The FIGC then issued a reply defending itself.

"The FIGC and its organisations operate with integrity and within full compliance of the statutory rules which guarantee the independence and autonomy of the sporting justice," it said.

"The judgements of the president of Juventus Andrea Agnelli are not acceptable and go beyond the legitimate exercise of free speech."

The federation has said it aims to reach a verdict in the Conte case by August 10.

Juventus were stripped of the Serie A titles they won in the 2004/2005 and 2005/2006 seasons following the so-called Calciopoli match-fixing scandal.

The matches involved in the charges were between Novara and Siena in May 2011, which ended 2-2, and between Albinoleffe and Siena in the same month which ended in a 1-0 defeat for Siena.

On Wednesday, Siena had six points deducted for the forthcoming Serie A season after their plea bargain was accepted at the second attempt.
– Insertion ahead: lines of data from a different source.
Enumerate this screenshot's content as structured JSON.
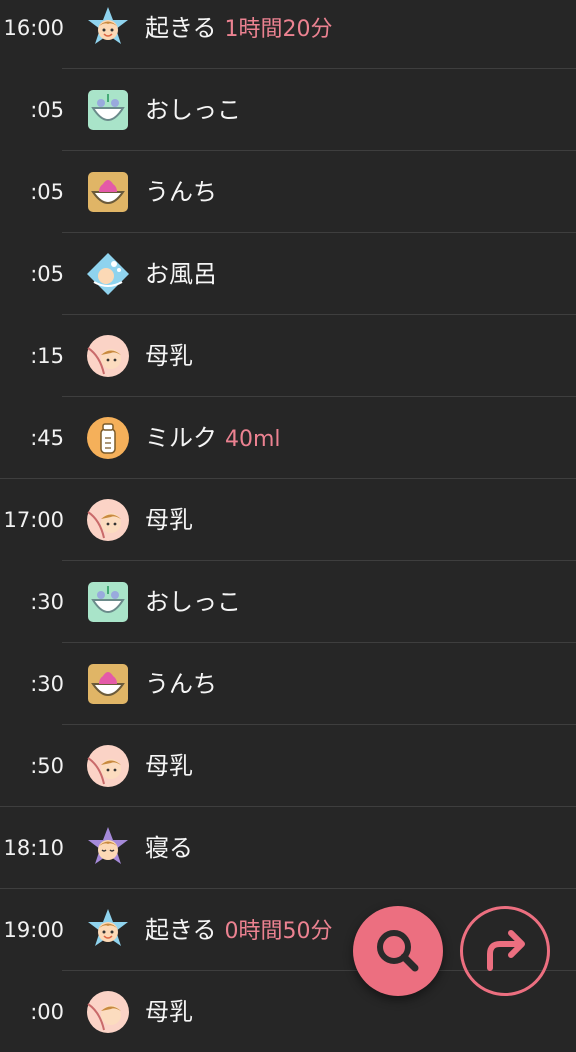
{
  "entries": [
    {
      "time": "16:00",
      "label": "起きる",
      "extra": "1時間20分",
      "icon": "baby-awake-icon",
      "hour_break": true
    },
    {
      "time": ":05",
      "label": "おしっこ",
      "extra": "",
      "icon": "pee-diaper-icon",
      "hour_break": false
    },
    {
      "time": ":05",
      "label": "うんち",
      "extra": "",
      "icon": "poop-diaper-icon",
      "hour_break": false
    },
    {
      "time": ":05",
      "label": "お風呂",
      "extra": "",
      "icon": "bath-icon",
      "hour_break": false
    },
    {
      "time": ":15",
      "label": "母乳",
      "extra": "",
      "icon": "breastfeeding-icon",
      "hour_break": false
    },
    {
      "time": ":45",
      "label": "ミルク",
      "extra": "40ml",
      "icon": "milk-bottle-icon",
      "hour_break": false
    },
    {
      "time": "17:00",
      "label": "母乳",
      "extra": "",
      "icon": "breastfeeding-icon",
      "hour_break": true
    },
    {
      "time": ":30",
      "label": "おしっこ",
      "extra": "",
      "icon": "pee-diaper-icon",
      "hour_break": false
    },
    {
      "time": ":30",
      "label": "うんち",
      "extra": "",
      "icon": "poop-diaper-icon",
      "hour_break": false
    },
    {
      "time": ":50",
      "label": "母乳",
      "extra": "",
      "icon": "breastfeeding-icon",
      "hour_break": false
    },
    {
      "time": "18:10",
      "label": "寝る",
      "extra": "",
      "icon": "baby-sleep-icon",
      "hour_break": true
    },
    {
      "time": "19:00",
      "label": "起きる",
      "extra": "0時間50分",
      "icon": "baby-awake-icon",
      "hour_break": true
    },
    {
      "time": ":00",
      "label": "母乳",
      "extra": "",
      "icon": "breastfeeding-icon",
      "hour_break": false
    }
  ],
  "actions": {
    "search_icon": "search-icon",
    "redo_icon": "redo-arrow-icon"
  },
  "colors": {
    "background": "#262626",
    "accent": "#ec6f80",
    "extra_text": "#ec8291",
    "text": "#f5f5f5"
  }
}
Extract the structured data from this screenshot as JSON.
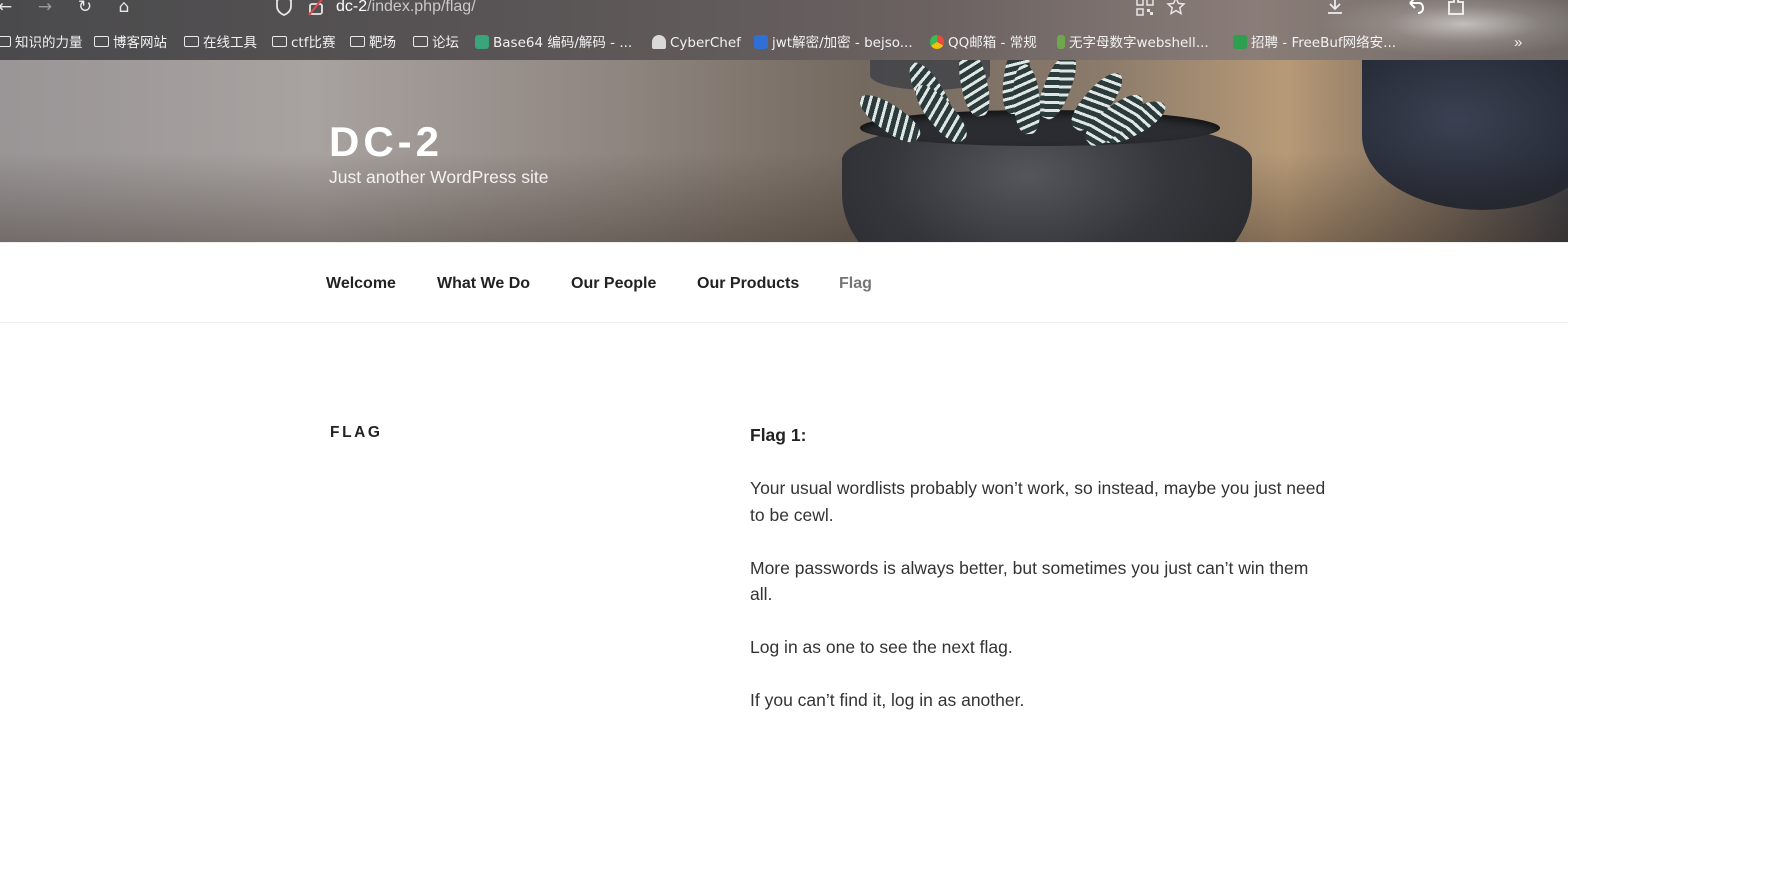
{
  "browser": {
    "url_host": "dc-2",
    "url_path": "/index.php/flag/",
    "nav": {
      "back_icon": "←",
      "forward_icon": "→",
      "reload_icon": "↻",
      "home_icon": "⌂"
    },
    "bookmarks": [
      {
        "label": "知识的力量",
        "icon": "folder-icon"
      },
      {
        "label": "博客网站",
        "icon": "folder-icon"
      },
      {
        "label": "在线工具",
        "icon": "folder-icon"
      },
      {
        "label": "ctf比赛",
        "icon": "folder-icon"
      },
      {
        "label": "靶场",
        "icon": "folder-icon"
      },
      {
        "label": "论坛",
        "icon": "folder-icon"
      },
      {
        "label": "Base64 编码/解码 - ...",
        "icon": "site-icon",
        "color": "#3aa57a"
      },
      {
        "label": "CyberChef",
        "icon": "site-icon",
        "color": "#d9d9d9"
      },
      {
        "label": "jwt解密/加密 - bejso...",
        "icon": "site-icon",
        "color": "#2f6fd6"
      },
      {
        "label": "QQ邮箱 - 常规",
        "icon": "site-icon",
        "color": "#e8a23a"
      },
      {
        "label": "无字母数字webshell...",
        "icon": "site-icon",
        "color": "#6ea84a"
      },
      {
        "label": "招聘 - FreeBuf网络安...",
        "icon": "site-icon",
        "color": "#2e9f4f"
      }
    ]
  },
  "site": {
    "title": "DC-2",
    "tagline": "Just another WordPress site"
  },
  "menu": [
    {
      "label": "Welcome",
      "current": false
    },
    {
      "label": "What We Do",
      "current": false
    },
    {
      "label": "Our People",
      "current": false
    },
    {
      "label": "Our Products",
      "current": false
    },
    {
      "label": "Flag",
      "current": true
    }
  ],
  "page": {
    "title": "FLAG",
    "paragraphs": [
      "Flag 1:",
      "Your usual wordlists probably won’t work, so instead, maybe you just need to be cewl.",
      "More passwords is always better, but sometimes you just can’t win them all.",
      "Log in as one to see the next flag.",
      "If you can’t find it, log in as another."
    ]
  },
  "colors": {
    "menu_text": "#222222",
    "menu_current": "#767676",
    "body_text": "#333333"
  }
}
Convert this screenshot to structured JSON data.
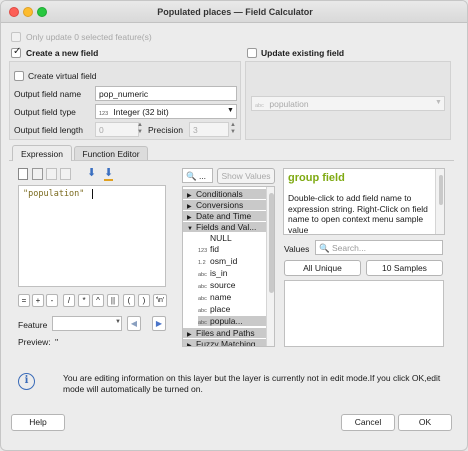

In total, 13 clubs and 45 players and training staff are facing disciplinary charges over the latest match-fixing allegations.

The "Calcioscommesse" scandal echoes earlier match-fixing cases which tarnished Italian soccer in the 1980s and before the 2006 World Cup.

Prosecutors believe an international gambling ring paid players to throw matches. Dozens of current and former players in teams ranging from the Serie A top division down to the lower leagues may have been involved, according to investigators.